Mientras los feligreses iban camino al lugar donde se daría la comunión, muchos con la cabeza bien embotada en el cuello alto de la campera como espantando a las gotas frías, la ansiedad y los hilos tramposos de la sugestión comenzaron a hacer lo suyo en la cabeza de varios. Sin embargo, todo quedó reducido a suspirar: “hoy llueve y toca el viejo Willy Crook. Nada podría sonar mejor”.
Bajando ya las escaleras del Bebop Club, allá por la calle moreno del atemporal San Telmo, un clima de pura calidez llevaba inexorablemente al París de los años ’20 (ese que ninguno de nosotros vio pero todos conocemos). Entre sus mesitas para dos elegantemente salpicadas por todo el recinto, luces tenues y un jazz frenético de volumen tímido, solo restaba esperar.
El lugar con capacidad para unas 130 personas, se fue llenando con velocidad hasta quedar colmado, y las mesitas para dos se hicieron para tres o cuatro. Todo estaba listo.
El show había sido anunciado para las 21 hs. La demora habitual se prolongaba acrecentando la ansiedad; por fin pasados unos cuarenta minutos del horario previsto, la música de sala fue disminuyendo hasta desaparecer, y antes de que el telón termine de descorrerse en su totalidad, los primeros acordes de “If You” sonaron deliciosos, y allí apareció, arropado en un traje negro y camisa blanca, el gigante Willy Crook, escoltado por sus Funky Torinos.
De la lustrosa Telecaster color madera colgada a los hombros de Willy, salió un wah wah machacado, suave y rápido; los palillos invisibles de Juan Cava en la batería lo acompañaban con golpes igualmente sutiles, y un par de compases después, la intromisión de un teclado narcótico, a cargo de Leonel Duck, dibujando figuras arabescas parecieron susurrar a coro: “si señores, así se toca el funk de este lado del mundo”.
Un párrafo aparte merece la soberbia actuación Esteban Freytes en las cuatro cuerdas, quien también parecía encarnar el papel de sub comandante en el ilustre cuarteto.
La embriaguez que flotaba en el ambiente era palpable, y mucho más cuando la voz tan carrasposa como sensual del frontman entonó las primeras estrofas.
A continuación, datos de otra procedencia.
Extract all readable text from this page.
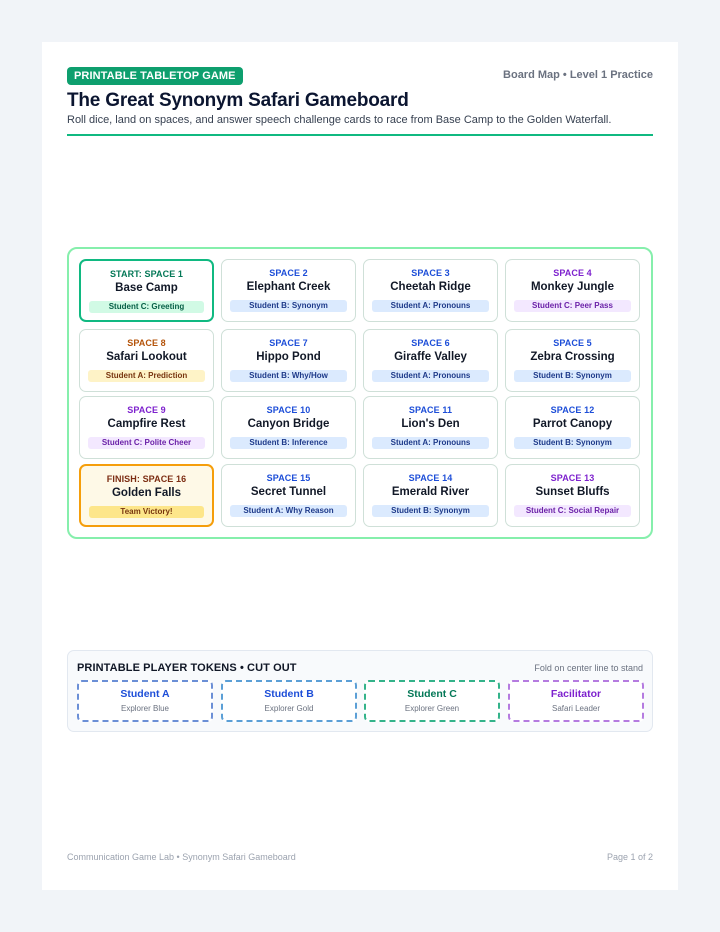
PRINTABLE TABLETOP GAME	Board Map • Level 1 Practice
The Great Synonym Safari Gameboard
Roll dice, land on spaces, and answer speech challenge cards to race from Base Camp to the Golden Waterfall.
START: SPACE 1
Base Camp
Student C: Greeting
SPACE 2
Elephant Creek
Student B: Synonym
SPACE 3
Cheetah Ridge
Student A: Pronouns
SPACE 4
Monkey Jungle
Student C: Peer Pass
SPACE 8
Safari Lookout
Student A: Prediction
SPACE 7
Hippo Pond
Student B: Why/How
SPACE 6
Giraffe Valley
Student A: Pronouns
SPACE 5
Zebra Crossing
Student B: Synonym
SPACE 9
Campfire Rest
Student C: Polite Cheer
SPACE 10
Canyon Bridge
Student B: Inference
SPACE 11
Lion's Den
Student A: Pronouns
SPACE 12
Parrot Canopy
Student B: Synonym
FINISH: SPACE 16
Golden Falls
Team Victory!
SPACE 15
Secret Tunnel
Student A: Why Reason
SPACE 14
Emerald River
Student B: Synonym
SPACE 13
Sunset Bluffs
Student C: Social Repair
PRINTABLE PLAYER TOKENS • CUT OUT	Fold on center line to stand
Student A
Explorer Blue
Student B
Explorer Gold
Student C
Explorer Green
Facilitator
Safari Leader
Communication Game Lab • Synonym Safari Gameboard	Page 1 of 2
El largo aplauso al término de la primera canción, fue un descargo de genuina tensión contenida.
Lo que vino después fue un repaso por toda su discografía, con temas como “Lite”, “Fuego amigo”, y “Outstanding”, alternando entre géneros tales como el blues, funk y soul, y en ocasiones, extrañas batidas sonoras, las cuales serían difícil de definir; pero las cabezas de los espectadores balanceándose de forma constante y los pies marcando el pulso de cada pieza, dejaban algo bien en claro, eso era lo que habían ido a escuchar.
Los presentes se dieron el gusto de ver aquella foto tan celosamente guardada en cada uno de los que allí estaban, cuando a mitad del cuarto tema (“Play Your Game”) Willy se va por detrás del escenario para volver rápido, con su media sonrisa de joven eterno y el saxofón inoxidable, desenvainando un largo solo de dos o tres minutos y recibir otro de los sentidos aplausos de la noche.
El ya conocido falso final, llegaba de la mano de esa clase magistral de soul llamada “Dance Doris Delay”, esta vez enganchada con una de sus canciones más festejadas, “Seen Sin”. Al terminar, los protagonistas se reunieron en el proscenio, saludaron con una breve reverencia y enfilaron hacia camarines. Al cabo de un minuto volvieron entre aplausos para retomar sus posiciones y hacer el primer y único bis con una versión rabiosa de “Rock Revenge”, y ahora sí, llegaba el final verdadero, el que nadie quería encontrar.
En fin, lo que Willy Crook y sus Funky Torinos dejaron fue una hora y media de colores y sonidos y sensaciones traídas de otros cielos, donde no muchos viven, pero donde todos estamos invitados.